In 1920, he was chosen by Prime Minister Władysław Grabski to be Minister of Foreign Affairs. Although he successfully negotiated several agreements with Western powers, he was faced with the delicate situation over the plebiscites in Upper Silesia. On 24 March 1921 the British Embassy at Warsaw wrote to Earl Curzon in London to say that he had just called upon Prince Sapieha whom he found "very depressed at the result of voting in Upper Silesia, which has on the whole turned out far worse than the Polish Government had anticipated...He agreed with me that the victory reports in the newspapers were foolish and any public rejoicing regrettable." His negotiations over federation with Lithuania also failed and, faced with criticism from the National Democrats, he resigned his post later in the year.

==Parliament and WWII==
In 1928–29 he was a Sejm deputy from the Nonpartisan Bloc for Cooperation with the Government.

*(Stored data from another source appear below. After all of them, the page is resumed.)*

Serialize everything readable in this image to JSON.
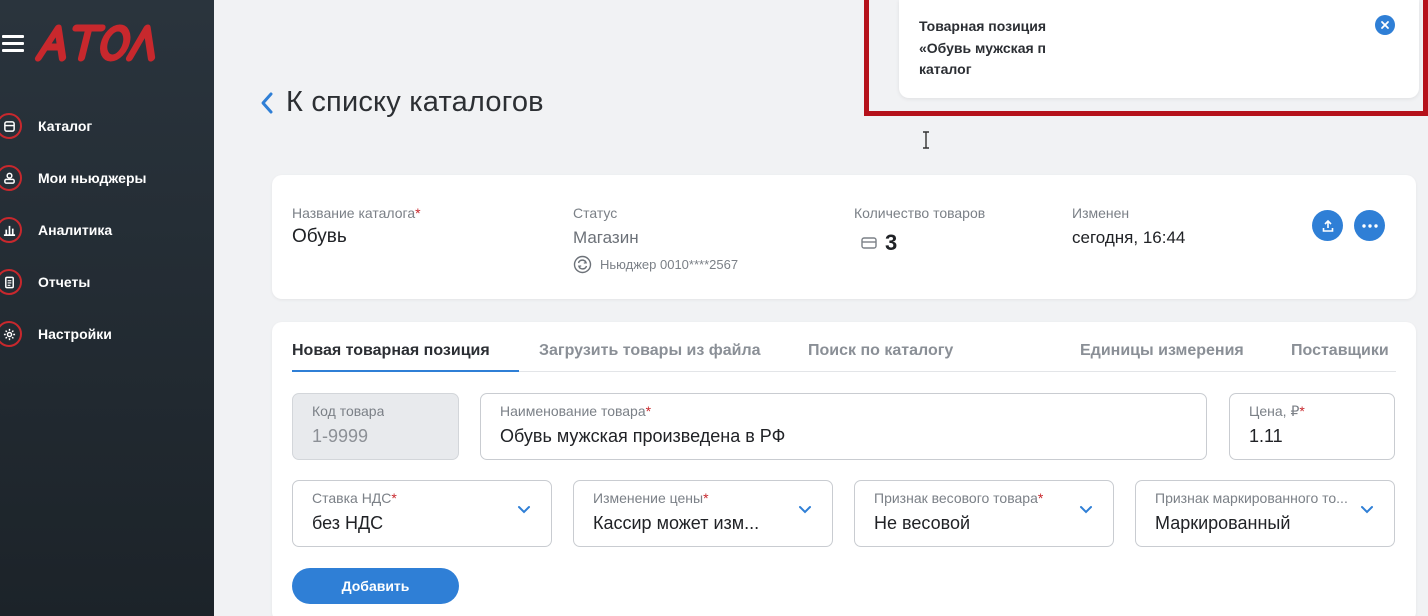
{
  "brand": {
    "logo_text": "АТОЛ",
    "color": "#c8282d"
  },
  "sidebar": {
    "items": [
      {
        "label": "Каталог",
        "icon": "catalog-icon"
      },
      {
        "label": "Мои ньюджеры",
        "icon": "user-device-icon"
      },
      {
        "label": "Аналитика",
        "icon": "bar-chart-icon"
      },
      {
        "label": "Отчеты",
        "icon": "document-icon"
      },
      {
        "label": "Настройки",
        "icon": "gear-icon"
      }
    ]
  },
  "page": {
    "back_title": "К списку каталогов"
  },
  "summary": {
    "name_label": "Название каталога",
    "name_required": "*",
    "name_value": "Обувь",
    "status_label": "Статус",
    "status_value": "Магазин",
    "device_text": "Ньюджер 0010****2567",
    "count_label": "Количество товаров",
    "count_value": "3",
    "changed_label": "Изменен",
    "changed_value": "сегодня, 16:44"
  },
  "tabs": [
    {
      "label": "Новая товарная позиция",
      "active": true
    },
    {
      "label": "Загрузить товары из файла",
      "active": false
    },
    {
      "label": "Поиск по каталогу",
      "active": false
    },
    {
      "label": "Единицы измерения",
      "active": false
    },
    {
      "label": "Поставщики",
      "active": false
    }
  ],
  "form": {
    "code": {
      "label": "Код товара",
      "value": "1-9999"
    },
    "name": {
      "label": "Наименование товара",
      "required": "*",
      "value": "Обувь мужская произведена в РФ"
    },
    "price": {
      "label": "Цена, ₽",
      "required": "*",
      "value": "1.11"
    },
    "vat": {
      "label": "Ставка НДС",
      "required": "*",
      "value": "без НДС"
    },
    "price_change": {
      "label": "Изменение цены",
      "required": "*",
      "value": "Кассир может изм..."
    },
    "weight": {
      "label": "Признак весового товара",
      "required": "*",
      "value": "Не весовой"
    },
    "marked": {
      "label": "Признак маркированного то...",
      "value": "Маркированный"
    },
    "add_button": "Добавить"
  },
  "toast": {
    "lines": [
      "Товарная позиция",
      "«Обувь мужская п",
      "каталог"
    ]
  },
  "colors": {
    "accent": "#2f7fd6",
    "sidebar": "#2a343d",
    "highlight": "#b5121b"
  }
}
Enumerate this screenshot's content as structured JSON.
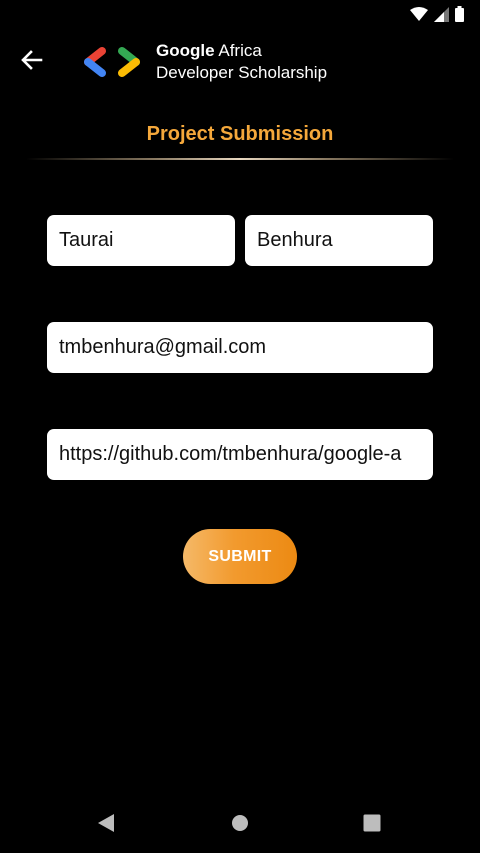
{
  "status_bar": {
    "icons": [
      "wifi-icon",
      "cellular-signal-icon",
      "battery-icon"
    ]
  },
  "header": {
    "back_icon": "arrow-left-icon",
    "logo_icon": "google-developers-logo-icon",
    "brand_google": "Google",
    "brand_africa": "Africa",
    "brand_line2": "Developer Scholarship"
  },
  "page": {
    "title": "Project Submission"
  },
  "form": {
    "first_name": "Taurai",
    "last_name": "Benhura",
    "email": "tmbenhura@gmail.com",
    "github_link": "https://github.com/tmbenhura/google-a",
    "submit_label": "SUBMIT"
  },
  "navigation": {
    "icons": [
      "back-triangle-icon",
      "home-circle-icon",
      "recents-square-icon"
    ]
  },
  "colors": {
    "background": "#000000",
    "title_accent": "#f5a83b",
    "button_gradient_start": "#f5b968",
    "button_gradient_end": "#ec8a13",
    "field_background": "#ffffff"
  }
}
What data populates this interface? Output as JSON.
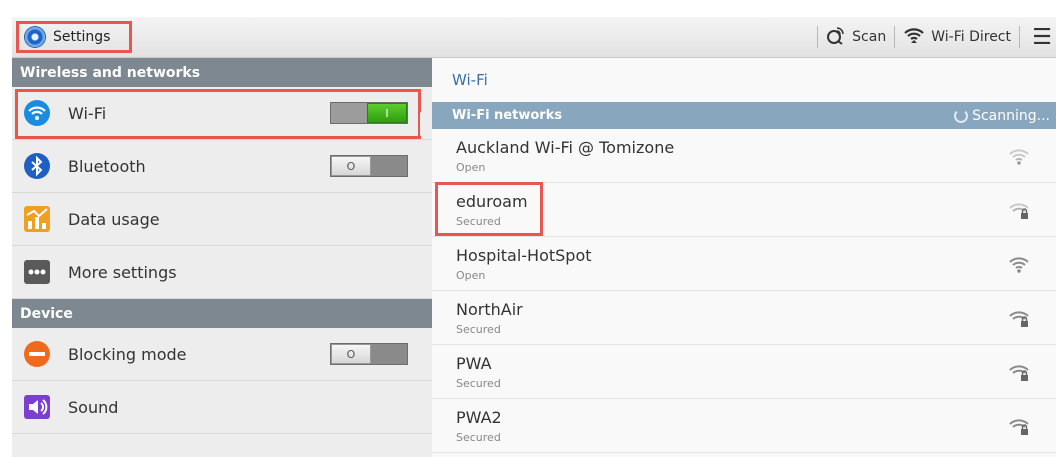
{
  "action_bar": {
    "title": "Settings",
    "app_icon": "settings-gear-icon",
    "actions": [
      {
        "label": "Scan",
        "icon": "scan-icon"
      },
      {
        "label": "Wi-Fi Direct",
        "icon": "wifi-direct-icon"
      }
    ],
    "menu_icon": "overflow-menu-icon"
  },
  "left_pane": {
    "sections": [
      {
        "header": "Wireless and networks",
        "items": [
          {
            "label": "Wi-Fi",
            "icon": "wifi-icon",
            "toggle": "on"
          },
          {
            "label": "Bluetooth",
            "icon": "bluetooth-icon",
            "toggle": "off"
          },
          {
            "label": "Data usage",
            "icon": "data-usage-icon"
          },
          {
            "label": "More settings",
            "icon": "more-settings-icon"
          }
        ]
      },
      {
        "header": "Device",
        "items": [
          {
            "label": "Blocking mode",
            "icon": "blocking-mode-icon",
            "toggle": "off"
          },
          {
            "label": "Sound",
            "icon": "sound-icon"
          }
        ]
      }
    ]
  },
  "right_pane": {
    "title": "Wi-Fi",
    "list_header": "Wi-Fi networks",
    "scanning_text": "Scanning...",
    "networks": [
      {
        "name": "Auckland Wi-Fi @ Tomizone",
        "status": "Open",
        "secured": false
      },
      {
        "name": "eduroam",
        "status": "Secured",
        "secured": true
      },
      {
        "name": "Hospital-HotSpot",
        "status": "Open",
        "secured": false
      },
      {
        "name": "NorthAir",
        "status": "Secured",
        "secured": true
      },
      {
        "name": "PWA",
        "status": "Secured",
        "secured": true
      },
      {
        "name": "PWA2",
        "status": "Secured",
        "secured": true
      }
    ]
  },
  "colors": {
    "highlight": "#e8574f",
    "section_header": "#7d8890",
    "list_header": "#88a6be",
    "title_blue": "#3b6fa5",
    "toggle_on": "#3aa81a"
  }
}
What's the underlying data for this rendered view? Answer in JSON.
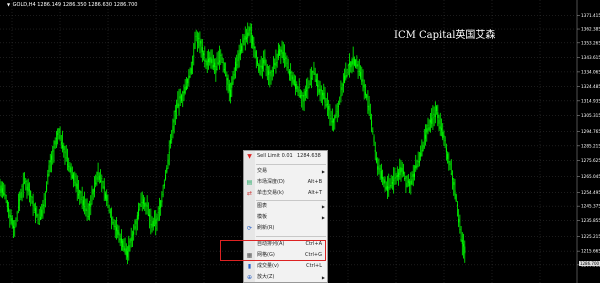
{
  "header": {
    "symbol": "GOLD,H4",
    "ohlc": "1286.149 1286.350 1286.630 1286.700"
  },
  "watermark": "ICM Capital英国艾森",
  "chart_data": {
    "type": "line",
    "ylim": [
      1206.5,
      1377.6
    ],
    "yticks": [
      "1371.415",
      "1362.385",
      "1353.265",
      "1343.615",
      "1334.065",
      "1324.485",
      "1314.935",
      "1305.315",
      "1294.765",
      "1285.215",
      "1275.625",
      "1265.045",
      "1254.495",
      "1245.375",
      "1235.855",
      "1225.215",
      "1215.665",
      "1206.585"
    ],
    "last_price": "1286.700",
    "series": [
      {
        "color": "#00ff00",
        "points": [
          1258,
          1253,
          1240,
          1230,
          1250,
          1262,
          1256,
          1244,
          1236,
          1247,
          1270,
          1283,
          1294,
          1284,
          1272,
          1265,
          1255,
          1248,
          1241,
          1254,
          1268,
          1259,
          1247,
          1236,
          1228,
          1221,
          1214,
          1226,
          1238,
          1251,
          1244,
          1232,
          1236,
          1250,
          1270,
          1292,
          1311,
          1317,
          1324,
          1336,
          1357,
          1352,
          1340,
          1342,
          1336,
          1345,
          1334,
          1320,
          1338,
          1348,
          1356,
          1361,
          1349,
          1334,
          1341,
          1331,
          1338,
          1348,
          1344,
          1333,
          1327,
          1321,
          1316,
          1326,
          1334,
          1321,
          1319,
          1309,
          1301,
          1312,
          1327,
          1336,
          1342,
          1338,
          1328,
          1314,
          1295,
          1271,
          1264,
          1257,
          1261,
          1266,
          1270,
          1260,
          1262,
          1273,
          1281,
          1294,
          1302,
          1309,
          1296,
          1283,
          1268,
          1251,
          1224,
          1214
        ]
      }
    ]
  },
  "menu": {
    "sell_limit": {
      "label": "Sell Limit 0.01",
      "value": "1284.638"
    },
    "items": [
      {
        "label": "交易",
        "shortcut": "",
        "sub": true
      },
      {
        "label": "市场深度(D)",
        "shortcut": "Alt+B"
      },
      {
        "label": "单击交易(k)",
        "shortcut": "Alt+T"
      },
      {
        "label": "图表",
        "shortcut": "",
        "sub": true
      },
      {
        "label": "模板",
        "shortcut": "",
        "sub": true
      },
      {
        "label": "刷新(R)",
        "shortcut": ""
      },
      {
        "label": "自动排列(A)",
        "shortcut": "Ctrl+A"
      },
      {
        "label": "网格(G)",
        "shortcut": "Ctrl+G"
      },
      {
        "label": "成交量(v)",
        "shortcut": "Ctrl+L"
      },
      {
        "label": "放大(Z)",
        "shortcut": ""
      }
    ]
  },
  "colors": {
    "candles": "#00ff00",
    "grid": "#3a3a3a",
    "axis_text": "#ffffff",
    "highlight": "#dd2222"
  }
}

After the Soviet invasion of Poland in 1939 he was arrested by the Soviets and imprisoned in the Lubyanka prison. After the Sikorski-Mayski Agreement, he joined Anders' Army. In 1941 he travelled to Kenya. He did not return to post-war communist Poland, and remained in Nairobi.

In 1956 he was awarded the Order of the White Eagle by the Polish government in exile.